My endless search (one could call it an obsession, maybe) for new vegetarian entrees has led me to lots of quiches and fritattas. I can't even tell you how many egg-based dishes I've bookmarked to try, but it is a lot. When I saw this recipe for broccoli "pie" (not technically a quiche because there's no heavy cream and not much liquid at all; not a fritatta because it has a crust), I knew we would love it, and I couldn't wait to try it.

We did love it! This comes together so easily and doesn't require much clean-up at all, and it is absolutely delicious too. I loved the creative use of packaged soup mix, which doesn't
taste like it's a mix in this recipe and really adds a lot of great flavor to this dish. Served with a simple salad and some crusty bread, this broccoli pie makes an excellent brunch, lunch or dinner.

Broccoli Pie

source: seen on My Tasty Treasures and slightly adapted from Stacey Snacks


2 cups of steamed broccoli florets

3 eggs

1 cup of whole milk
Dash hot sauce

2 cups of cheddar cheese, shredded

1 package of Lipton vegetable soup mix

1 pastry crust, rolled out and fitted into a 9-inch pie plate.

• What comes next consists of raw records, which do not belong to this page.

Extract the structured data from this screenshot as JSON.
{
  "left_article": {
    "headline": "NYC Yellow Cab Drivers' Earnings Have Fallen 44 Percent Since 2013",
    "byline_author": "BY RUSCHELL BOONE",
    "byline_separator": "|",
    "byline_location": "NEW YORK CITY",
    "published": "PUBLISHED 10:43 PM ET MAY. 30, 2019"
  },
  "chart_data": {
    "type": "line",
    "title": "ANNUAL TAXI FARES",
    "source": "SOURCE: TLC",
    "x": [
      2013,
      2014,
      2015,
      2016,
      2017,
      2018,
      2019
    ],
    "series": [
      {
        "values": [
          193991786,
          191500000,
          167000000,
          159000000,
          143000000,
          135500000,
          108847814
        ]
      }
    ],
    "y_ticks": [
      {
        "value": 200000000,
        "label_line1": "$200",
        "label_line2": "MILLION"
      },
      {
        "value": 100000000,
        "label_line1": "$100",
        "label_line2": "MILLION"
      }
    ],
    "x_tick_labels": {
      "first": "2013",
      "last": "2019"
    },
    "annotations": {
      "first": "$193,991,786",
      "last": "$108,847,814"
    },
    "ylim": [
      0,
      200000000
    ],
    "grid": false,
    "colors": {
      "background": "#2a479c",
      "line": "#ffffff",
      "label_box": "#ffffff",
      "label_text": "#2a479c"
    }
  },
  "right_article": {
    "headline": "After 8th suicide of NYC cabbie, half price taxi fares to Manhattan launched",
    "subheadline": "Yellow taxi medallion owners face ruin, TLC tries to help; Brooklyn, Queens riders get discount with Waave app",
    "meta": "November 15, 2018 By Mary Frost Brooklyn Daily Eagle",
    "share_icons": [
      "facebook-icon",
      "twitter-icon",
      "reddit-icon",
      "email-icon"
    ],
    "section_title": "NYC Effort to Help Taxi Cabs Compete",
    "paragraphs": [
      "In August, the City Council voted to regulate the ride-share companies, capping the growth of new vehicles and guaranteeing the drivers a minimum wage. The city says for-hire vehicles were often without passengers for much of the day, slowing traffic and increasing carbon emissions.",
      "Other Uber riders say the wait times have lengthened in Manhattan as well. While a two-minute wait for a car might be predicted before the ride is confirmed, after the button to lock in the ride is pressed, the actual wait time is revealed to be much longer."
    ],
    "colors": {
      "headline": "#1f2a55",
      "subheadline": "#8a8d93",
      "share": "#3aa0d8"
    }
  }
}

1. In a large bowl, whisk eggs, milk and hot sauce together. Add broccoli, cheese and soup mix. Pour into unbaked pastry.

2. Bake on a cookie sheet for 40 minutes at 350 degrees until top is golden. Let rest a few minutes before serving.

5 comments:

Kat said...

MMMM broccoli and cheese are so wonderful together :)

Debbie said...

What a great broccoli dish. It looks soooo good!

Deborah said...

It's true - it's hard to find good vegetarian recipes, especially ones that feel like a main dish and not a side. This looks wonderful!

Lisa K said...

That looks really good. I may have to try that soon.

Lena Baron said...

Thanks these will be fun St. Patrick's Day meals!